Tahun ini, salah satu oknum peneliti di Badan Riset dan Inovasi Nasional (BRIN) bernama AP Hasanuddin (APH) membuat pernyataan kontroversial di media sosial terhadap salah satu ormas keagamaan terbesar di Indonesia yang membuat gaduh masyarakat yang sedang merayakan idulfitri.
Tindakan APH ini harus menjadi pelajaran penting bagi kita semua agar hati-hati dan bijak dalam menggunakan media sosial. Walau APH sudah meminta maaf, namun tindakan tersebut tidak lantas membuatnya terbebas dari proses hukum.
Contoh konkret di atas menunjukkan bahwa selain masyarakat yang harus dibuai oleh janji-janji semalam, yang terpenting juga ialah memastikan penyelenggara negara aware dengan posisi, tugas, dan fungsinya. Selain hal di atas, yang patut disayangkan ialah intervensi kepentingan kekuasaan dalam ranah kehakiman dan hukum menjadi pekerjaan rumah besar bagi presiden terpilih kelak.
Pentingnya Etika Publik
Menurut Azyumardi Azra (2022) dalam tulisannya Revitalisasi Etika Publik, ia menyinggung pentingnya kebajikan (virtues) dan revitalisasi nilai-nilai agama dan sosial-budaya untuk memperkuat etika publik.
Namun, menurut penulis, yang terpenting juga dalam penguatan etika publik ialah penyadaran dan sikap menahan diri dalam merespon isu-isu yang berkembang di tengah masyarakat. Belajar dari kasus APH, seharusnya yang bersangkutan sadar bahwa ia merupakan salah satu peneliti di lembaga nasional cukup berpengaruh di Indonesia. Yang peran, ucapan, dan tingkah lakunya bisa menjadi teladan dan berpengaruh pada masyarakat.
Sebab, sebagai lembaga think tank yang bertanggung jawab atas riset nasional, setiap peneliti di lembaga tersebut haruslah mencerminkan nilai moral dan sikap ilmiah yang diemban oleh lembaga tersebut. Jelas, moral dan sikap ilmiah tersebut merupakan manifestasi dari semangat nilai-nilai agama dan sosial-budaya bangsa Indonesia.
Di sisi lain, media sosial juga menjadi corong utama dalam penyebaran informasi dan pendidikan politik masyarakat. Tak ayal, beberapa kandidat sengaja memanfaatkan media sosial sebagai “baliho” kampanye mereka dengan segmen pemilih muda.
Tindakan APH ini, selain memperburuk citra lembaga tempat ia bekerja, juga memperkeruh suasana masyarakat menjelang tahun politik 2024. Suara-suara bernada kebencian dan penghinaan seperti ini, dikhawatirkan bergelayut dengan polarisasi politik masyarakat. Tentu, kita berharap kondisi polarisasi dan keterbelahan masyarakat pada Pemilu 2019 tidak terulang kembali.

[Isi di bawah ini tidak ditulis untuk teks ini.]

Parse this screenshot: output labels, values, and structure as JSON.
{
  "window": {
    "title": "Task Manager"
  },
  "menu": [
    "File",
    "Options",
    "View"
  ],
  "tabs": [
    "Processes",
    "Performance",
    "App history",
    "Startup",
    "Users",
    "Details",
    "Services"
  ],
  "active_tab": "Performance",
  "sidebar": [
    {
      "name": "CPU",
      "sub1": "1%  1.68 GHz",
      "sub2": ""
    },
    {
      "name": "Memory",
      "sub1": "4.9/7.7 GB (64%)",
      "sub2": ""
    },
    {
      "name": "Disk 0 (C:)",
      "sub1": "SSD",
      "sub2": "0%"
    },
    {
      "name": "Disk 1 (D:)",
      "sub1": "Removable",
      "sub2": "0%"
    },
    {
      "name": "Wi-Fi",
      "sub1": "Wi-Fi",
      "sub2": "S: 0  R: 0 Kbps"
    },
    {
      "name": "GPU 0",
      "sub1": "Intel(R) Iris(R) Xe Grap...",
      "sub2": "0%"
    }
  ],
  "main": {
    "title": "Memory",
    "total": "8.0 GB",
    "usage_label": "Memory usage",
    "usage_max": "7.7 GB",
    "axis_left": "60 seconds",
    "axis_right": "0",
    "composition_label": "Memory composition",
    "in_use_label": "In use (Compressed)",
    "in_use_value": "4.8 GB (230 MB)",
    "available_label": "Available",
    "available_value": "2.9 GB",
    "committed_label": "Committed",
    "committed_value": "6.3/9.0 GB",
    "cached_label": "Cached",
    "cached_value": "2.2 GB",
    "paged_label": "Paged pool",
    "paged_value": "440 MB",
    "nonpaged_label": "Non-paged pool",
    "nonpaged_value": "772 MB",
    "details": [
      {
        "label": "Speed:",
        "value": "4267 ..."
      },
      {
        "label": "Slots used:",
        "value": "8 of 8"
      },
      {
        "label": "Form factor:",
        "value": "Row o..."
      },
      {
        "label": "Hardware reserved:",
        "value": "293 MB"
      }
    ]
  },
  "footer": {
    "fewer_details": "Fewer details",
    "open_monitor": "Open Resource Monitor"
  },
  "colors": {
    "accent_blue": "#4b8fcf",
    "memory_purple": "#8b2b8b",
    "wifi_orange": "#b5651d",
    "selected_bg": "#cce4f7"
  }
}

Oleh karena itu, penting bagi kita untuk sadar posisi dan tindakan, agar setiap tindakan kita di ruang publik tidak menimbulkan polarisasi dan kebencian di tengah masyarakat. Dengan demikian, etika publik sebagai figur yang berpengaruh di tengah-tengah masyarakat harus disadari dengan sungguh-sungguh.
Dilema Media Sosial
Perkembangan pengguna media sosial di Indonesia tidak terbendung lagi. Menurut data dari We Are Social dan Meltwater bahwa per-Januari 2023, pengguna media sosial di Indonesia mencapai 167 juta pengguna dari total populasi 276 juta. Data tersebut mencerminkan bahwa media sosial sudah menjadi bagian penting dalam masyarakat Indonesia untuk mengakses informasi dan menyebarkan informasi.

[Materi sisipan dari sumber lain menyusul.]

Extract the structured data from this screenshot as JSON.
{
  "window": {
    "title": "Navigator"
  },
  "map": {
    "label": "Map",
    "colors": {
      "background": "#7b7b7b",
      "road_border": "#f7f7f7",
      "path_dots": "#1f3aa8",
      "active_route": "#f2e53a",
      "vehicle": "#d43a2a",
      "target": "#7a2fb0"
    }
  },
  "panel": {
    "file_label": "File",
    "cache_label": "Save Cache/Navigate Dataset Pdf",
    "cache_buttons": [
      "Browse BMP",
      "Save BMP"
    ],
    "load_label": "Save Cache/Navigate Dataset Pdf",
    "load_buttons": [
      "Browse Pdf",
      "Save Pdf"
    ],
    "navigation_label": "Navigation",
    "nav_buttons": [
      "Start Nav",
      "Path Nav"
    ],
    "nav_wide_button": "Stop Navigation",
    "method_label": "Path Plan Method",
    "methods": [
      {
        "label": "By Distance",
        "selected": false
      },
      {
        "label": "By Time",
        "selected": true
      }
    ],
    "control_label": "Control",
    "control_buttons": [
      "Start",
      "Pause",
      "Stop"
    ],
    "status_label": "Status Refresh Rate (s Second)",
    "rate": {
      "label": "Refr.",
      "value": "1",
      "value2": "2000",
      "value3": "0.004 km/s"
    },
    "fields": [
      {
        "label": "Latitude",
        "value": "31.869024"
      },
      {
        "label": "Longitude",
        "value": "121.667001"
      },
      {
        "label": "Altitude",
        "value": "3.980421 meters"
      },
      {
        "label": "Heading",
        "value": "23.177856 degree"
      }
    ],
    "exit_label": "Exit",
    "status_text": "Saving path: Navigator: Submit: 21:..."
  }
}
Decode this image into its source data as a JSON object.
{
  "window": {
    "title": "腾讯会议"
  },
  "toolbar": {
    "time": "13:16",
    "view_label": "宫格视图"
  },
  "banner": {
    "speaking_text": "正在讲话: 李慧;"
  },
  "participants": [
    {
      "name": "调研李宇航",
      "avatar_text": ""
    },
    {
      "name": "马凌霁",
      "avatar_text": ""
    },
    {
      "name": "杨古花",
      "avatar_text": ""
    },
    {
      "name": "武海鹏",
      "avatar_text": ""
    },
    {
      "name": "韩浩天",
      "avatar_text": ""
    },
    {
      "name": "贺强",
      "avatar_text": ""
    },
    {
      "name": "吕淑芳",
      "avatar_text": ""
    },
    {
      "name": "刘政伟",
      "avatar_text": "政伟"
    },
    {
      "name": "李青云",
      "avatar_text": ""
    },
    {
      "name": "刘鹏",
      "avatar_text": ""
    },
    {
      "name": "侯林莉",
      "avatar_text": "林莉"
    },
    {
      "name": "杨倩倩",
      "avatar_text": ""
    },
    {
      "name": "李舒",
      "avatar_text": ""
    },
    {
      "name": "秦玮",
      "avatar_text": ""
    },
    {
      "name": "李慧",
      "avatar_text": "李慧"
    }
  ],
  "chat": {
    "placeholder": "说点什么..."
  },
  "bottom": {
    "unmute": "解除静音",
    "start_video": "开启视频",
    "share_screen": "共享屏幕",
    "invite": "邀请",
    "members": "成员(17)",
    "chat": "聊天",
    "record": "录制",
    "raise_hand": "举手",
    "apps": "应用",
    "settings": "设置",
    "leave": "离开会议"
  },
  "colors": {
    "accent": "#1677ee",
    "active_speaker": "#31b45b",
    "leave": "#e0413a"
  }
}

Hal inilah yang perlu diperhatikan oleh pengguna media sosial. Bahwa, penggunaan media sosial tanpa dibarengi oleh sikap kritis dan sabar untuk menerima dan menyebarkan informasi yang berpotensi menimbulkan kebencian dan konflik dalam masyarakat sangat diperlukan.

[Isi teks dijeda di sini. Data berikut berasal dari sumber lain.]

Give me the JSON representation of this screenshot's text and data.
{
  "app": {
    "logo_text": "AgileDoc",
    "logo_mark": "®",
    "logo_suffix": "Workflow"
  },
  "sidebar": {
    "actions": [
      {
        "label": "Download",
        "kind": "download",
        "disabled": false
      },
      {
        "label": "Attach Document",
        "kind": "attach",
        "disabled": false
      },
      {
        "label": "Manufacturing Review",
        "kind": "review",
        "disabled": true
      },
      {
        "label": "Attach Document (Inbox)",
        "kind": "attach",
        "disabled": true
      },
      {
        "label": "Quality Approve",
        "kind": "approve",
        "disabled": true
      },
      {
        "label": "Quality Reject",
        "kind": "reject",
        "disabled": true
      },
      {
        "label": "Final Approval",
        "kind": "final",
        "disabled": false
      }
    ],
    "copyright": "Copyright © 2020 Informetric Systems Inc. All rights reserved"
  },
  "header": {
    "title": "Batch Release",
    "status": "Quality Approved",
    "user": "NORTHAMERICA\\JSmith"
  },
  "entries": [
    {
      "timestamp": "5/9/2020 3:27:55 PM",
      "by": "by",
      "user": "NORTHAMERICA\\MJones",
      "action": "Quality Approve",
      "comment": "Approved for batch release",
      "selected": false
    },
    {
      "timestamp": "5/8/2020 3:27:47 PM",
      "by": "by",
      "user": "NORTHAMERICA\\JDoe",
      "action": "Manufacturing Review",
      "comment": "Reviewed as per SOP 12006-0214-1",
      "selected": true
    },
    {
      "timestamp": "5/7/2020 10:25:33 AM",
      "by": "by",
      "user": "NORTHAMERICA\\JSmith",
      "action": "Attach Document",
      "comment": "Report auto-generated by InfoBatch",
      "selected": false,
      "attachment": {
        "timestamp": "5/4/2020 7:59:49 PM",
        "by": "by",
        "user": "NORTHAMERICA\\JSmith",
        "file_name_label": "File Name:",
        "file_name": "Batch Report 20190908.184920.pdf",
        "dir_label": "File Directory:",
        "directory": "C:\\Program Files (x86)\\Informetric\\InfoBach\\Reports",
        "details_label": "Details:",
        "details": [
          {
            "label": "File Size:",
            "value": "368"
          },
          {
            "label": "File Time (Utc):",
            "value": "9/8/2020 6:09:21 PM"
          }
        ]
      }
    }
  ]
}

Selain itu, sikap sabar dan toleran di media sosial harus menjadi nilai dasar yang perlu dimiliki oleh pengguna media sosial. Hal itu guna membendung dan menunda penyebaran informasi yang berisi nada kebencian pada kelompok tertentu. Sebab, satu kali kita menyebarkan informasi, bisa saja menyebabkan tumbuhnya bibit kebencian dan kemarahan banyak orang.
Di sisi lain, media sosial juga menjadi corong utama dalam penyebaran informasi dan pendidikan politik masyarakat. Tak ayal, beberapa kandidat sengaja memanfaatkan media sosial sebagai “baliho” kampanye mereka dengan segmen pemilih muda. Namun, sangat disayangkan, apabila pendidikan politik masyarakat hanya dilakukan dengan politik riang gembira menggerakkan tubuh yang tidak bergerak itu. Jika hanya meminjam strategi “Bong Bong” Marcos Jr untuk di Indonesia-kan, sungguh mahal, harga yang harus dibayar oleh bangsa ini dengan momentum pendidikan politik ini.
Keadaban Publik
Sebagai warga negara, kita bertanggung jawab untuk menciptakan keadaban publik. Keadaban publik yang diciptakan harus berdasar nilai moral yang kita perjuangkan bersama yang tercermin dari semangat Pancasila. Dengan begitu, diharapkan terciptanya hubungan masyarakat yang damai dan egaliter tanpa riak-riak konflik dan perpecahan antar masyarakat.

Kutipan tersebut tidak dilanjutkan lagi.